Curieusement, Proust refuse de prestigieuses invitations, celle de Madame Anatole Catusse, l’amie de sa mère, qui propose de lui louer sa villa de Nice puis, la même année, en 1919 lorsqu’il obtient le prix Goncourt, celle du comte Pierre de Polignac, époux de Charlotte Grimaldi, petite fille du prince Albert de Monaco. À plusieurs reprises, il envisage de faire une croisière sur le Nil et de se rendre en Algérie mais la maladie et l’habitude ont raison de ses projets. Certains « Proustologues » arguent que Proust s’est aventuré dans le monde méditerranéen en allant à Venise.
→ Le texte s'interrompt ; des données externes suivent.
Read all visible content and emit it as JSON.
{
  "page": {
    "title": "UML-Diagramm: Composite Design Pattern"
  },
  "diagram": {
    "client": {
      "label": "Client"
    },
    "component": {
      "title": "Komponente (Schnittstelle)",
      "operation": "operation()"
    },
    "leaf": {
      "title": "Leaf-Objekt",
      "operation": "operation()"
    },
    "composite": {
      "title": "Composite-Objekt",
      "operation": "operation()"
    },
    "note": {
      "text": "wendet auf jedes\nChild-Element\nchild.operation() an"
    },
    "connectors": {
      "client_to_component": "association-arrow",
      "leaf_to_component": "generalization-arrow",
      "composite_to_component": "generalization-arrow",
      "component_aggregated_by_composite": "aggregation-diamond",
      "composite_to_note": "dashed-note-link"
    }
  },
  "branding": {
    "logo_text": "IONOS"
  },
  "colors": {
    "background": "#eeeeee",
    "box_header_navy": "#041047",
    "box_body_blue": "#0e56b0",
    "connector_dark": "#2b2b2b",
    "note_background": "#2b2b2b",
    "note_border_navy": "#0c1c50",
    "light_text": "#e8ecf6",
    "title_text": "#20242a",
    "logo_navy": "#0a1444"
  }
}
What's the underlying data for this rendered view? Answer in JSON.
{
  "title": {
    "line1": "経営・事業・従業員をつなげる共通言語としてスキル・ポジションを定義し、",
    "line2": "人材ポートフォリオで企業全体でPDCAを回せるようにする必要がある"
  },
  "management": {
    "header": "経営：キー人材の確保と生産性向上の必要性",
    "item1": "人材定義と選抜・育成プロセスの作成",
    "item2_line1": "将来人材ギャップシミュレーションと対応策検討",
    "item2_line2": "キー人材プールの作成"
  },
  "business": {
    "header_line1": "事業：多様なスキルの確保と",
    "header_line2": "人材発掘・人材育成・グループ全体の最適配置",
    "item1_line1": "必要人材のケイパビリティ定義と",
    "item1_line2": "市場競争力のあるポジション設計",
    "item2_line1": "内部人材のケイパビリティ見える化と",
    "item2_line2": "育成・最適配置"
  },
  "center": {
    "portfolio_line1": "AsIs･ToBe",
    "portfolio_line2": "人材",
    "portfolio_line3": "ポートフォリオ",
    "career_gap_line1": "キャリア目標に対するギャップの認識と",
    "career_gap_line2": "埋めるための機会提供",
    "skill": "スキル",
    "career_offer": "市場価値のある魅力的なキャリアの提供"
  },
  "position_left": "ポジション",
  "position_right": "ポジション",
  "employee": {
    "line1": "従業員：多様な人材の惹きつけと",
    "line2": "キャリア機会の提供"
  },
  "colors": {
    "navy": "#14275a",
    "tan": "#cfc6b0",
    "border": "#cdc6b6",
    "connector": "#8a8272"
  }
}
Cette ville portuaire, une cité-état située entre la Méditerranée orientale et occidentale sur les rives du golfe de l’Adriatique fait partie du monde méditerranéen. Mais Proust la considère-t-elle ainsi ? Il y est allé deux fois en 1900, d’abord en avril, en compagnie de sa mère, pour retrouver Reynaldo Hahn, compositeur, amant puis ami de cœur, et la cousine anglaise de celui-ci, Marie Nordlinger, puis seul en octobre. Peut-être parce qu’il s’y rend par le train qui traverse la plaine lombarde et évite la côte, la Sérénissime n’a rien, pour Proust, d’une ville de la Méditerranée. Son premier séjour est consacré à découvrir les sites décrits par John Ruskin dans son ouvrage Les Pierres de Venise. Parfaite linguiste, Madame Proust traduit ce magnifique traité d’esthétique à son fils. Grâce à elle, il signe la traduction de la Bible d’Amiens et de Sésame et les Lys. La journée, tous deux répertorient églises et musées et se partagent leurs impressions. Mais le soir, Marcel échappe à la tutelle maternelle et erre dans les ruelles, en quête d’aventures. Avec ses façades de marbre rosies par le soleil couchant ou noyées dans la brume nocturne, la Venise de Proust est une cité fantôme qui se mire dans les eaux troubles de la lagune. C’est une rêverie orientale. 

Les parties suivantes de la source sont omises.